The first drug aimed at treating the underlying cause behind Duchenne muscular dystrophy (DMD) received a conditional approval from the European Medicines Agency (EMA) this year. Translarna promotes the production of normal dystophin protein in patients with nonsense mutations, which can instigate DMD. The maker of the drug, New Jersey–based PTC Therapeutics, reported that it slowed the decline of the patients' ability to walk. The EMA will allow PTC to provide Translarna to patients with DMD while the company completes a confirmatory phase 3 clinical trial.

Red light

Albumin

A study published in April by a group of Italian researchers put to rest a controversy over the safety and efficacy of albumin added to intravenous fluids as a regulator of blood pressure and inflammation in patients with severe sepsis.
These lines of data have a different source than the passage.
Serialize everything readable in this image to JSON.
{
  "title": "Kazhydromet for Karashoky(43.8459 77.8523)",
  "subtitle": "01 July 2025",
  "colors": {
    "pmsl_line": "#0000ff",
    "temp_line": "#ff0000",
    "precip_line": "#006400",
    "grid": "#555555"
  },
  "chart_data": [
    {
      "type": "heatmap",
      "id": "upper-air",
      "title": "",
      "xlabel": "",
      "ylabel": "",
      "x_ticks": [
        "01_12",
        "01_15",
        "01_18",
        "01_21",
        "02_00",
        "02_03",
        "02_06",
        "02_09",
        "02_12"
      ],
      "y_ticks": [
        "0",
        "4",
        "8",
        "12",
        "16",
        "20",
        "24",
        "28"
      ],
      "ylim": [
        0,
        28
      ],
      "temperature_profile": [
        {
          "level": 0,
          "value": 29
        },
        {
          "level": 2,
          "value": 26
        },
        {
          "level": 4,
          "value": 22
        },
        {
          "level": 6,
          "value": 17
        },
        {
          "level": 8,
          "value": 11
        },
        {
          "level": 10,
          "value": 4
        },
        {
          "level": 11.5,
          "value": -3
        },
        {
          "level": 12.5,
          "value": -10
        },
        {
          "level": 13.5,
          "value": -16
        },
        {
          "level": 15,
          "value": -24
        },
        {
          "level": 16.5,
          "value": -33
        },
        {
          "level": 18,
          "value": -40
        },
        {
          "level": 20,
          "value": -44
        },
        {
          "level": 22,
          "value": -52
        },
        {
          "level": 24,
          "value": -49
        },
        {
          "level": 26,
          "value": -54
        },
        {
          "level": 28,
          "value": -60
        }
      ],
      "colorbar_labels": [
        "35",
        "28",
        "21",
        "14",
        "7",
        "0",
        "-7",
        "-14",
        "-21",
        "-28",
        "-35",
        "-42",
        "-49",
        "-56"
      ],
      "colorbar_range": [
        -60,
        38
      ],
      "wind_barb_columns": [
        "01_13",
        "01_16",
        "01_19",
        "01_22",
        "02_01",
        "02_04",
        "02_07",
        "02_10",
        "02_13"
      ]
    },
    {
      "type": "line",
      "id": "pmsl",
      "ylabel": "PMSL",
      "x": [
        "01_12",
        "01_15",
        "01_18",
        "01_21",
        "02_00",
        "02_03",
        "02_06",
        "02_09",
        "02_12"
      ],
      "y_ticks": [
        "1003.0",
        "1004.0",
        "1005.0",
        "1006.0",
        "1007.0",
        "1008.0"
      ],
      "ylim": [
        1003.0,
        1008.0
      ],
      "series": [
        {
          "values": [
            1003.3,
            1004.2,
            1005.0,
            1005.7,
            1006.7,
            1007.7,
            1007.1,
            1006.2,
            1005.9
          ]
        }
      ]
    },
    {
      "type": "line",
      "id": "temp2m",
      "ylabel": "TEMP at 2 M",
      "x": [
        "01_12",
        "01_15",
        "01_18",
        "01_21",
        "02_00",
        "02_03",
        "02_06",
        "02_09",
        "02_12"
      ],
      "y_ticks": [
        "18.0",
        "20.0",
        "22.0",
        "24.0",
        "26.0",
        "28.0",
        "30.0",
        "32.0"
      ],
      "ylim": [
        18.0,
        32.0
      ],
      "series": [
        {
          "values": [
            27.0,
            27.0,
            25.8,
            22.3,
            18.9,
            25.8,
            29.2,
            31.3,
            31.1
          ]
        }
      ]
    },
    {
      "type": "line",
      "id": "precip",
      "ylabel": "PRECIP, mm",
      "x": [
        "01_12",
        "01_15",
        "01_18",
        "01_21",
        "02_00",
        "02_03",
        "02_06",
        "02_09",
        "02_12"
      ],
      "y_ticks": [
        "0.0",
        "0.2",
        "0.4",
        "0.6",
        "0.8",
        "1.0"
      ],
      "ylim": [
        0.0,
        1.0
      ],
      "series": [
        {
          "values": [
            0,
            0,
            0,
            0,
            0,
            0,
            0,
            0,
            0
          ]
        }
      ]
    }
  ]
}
Even though daily albumin administration for 28 days was deemed safe, it did not result in reduced rates of organ failure, time in intensive care or number of deaths when compared to patients who received standard intravenous fluids alone.

Darapladib

In May, GlaxoSmithKline (GSK) reported that its 15,000-patient study on its atherosclerosis candidate, darapladib, failed to prevent cardiac events among patients with chronic coronary heart disease. Darapladib inhibits lipoprotein-associated phospholipase A2, an enzyme thought to exacerbate inflammation in atherosclerotic plaques.

Neuraminidase inhibitors

In April, the Cochrane Collaboration published a comprehensive review of the effects of neuraminidase inhibitors against influenza such as Roche's Tamiflu (oseltamivir) and GSK's Relenza (zanamivir). The review, which included 107 randomized placebo-controlled trials, indicated that neither Tamiflu nor Relenza reduced complications of flu infection. In a statement published on its website in April, Roche said that it “fundamentally disagrees” with Cochrane's conclusions about Tamiflu.

Statins

Two trials published in May failed to show that statins improve outcomes for patients with chronic obstructive pulmonary disease (COPD) or acute respiratory distress syndrome (ARDS). The prospective trials showed no effect of Merck's Zocor (simvastatin) for COPD or AstraZeneca's Crestor (rosuvastatin) for ARDS when compared to placebo.

mGluR5 antagonists

In September, Roche terminated its fragile X drug development program after two phase 2 trials failed to meet primary and secondary endpoints. The trials tested the safety and efficacy of the metabolic glutamate receptor 5 (mGluR5) antagonist RG7090. Novartis also saw negative results of phase 2 and 3 trials testing the mGluR5 antagonist mavoglurant (AFQ056).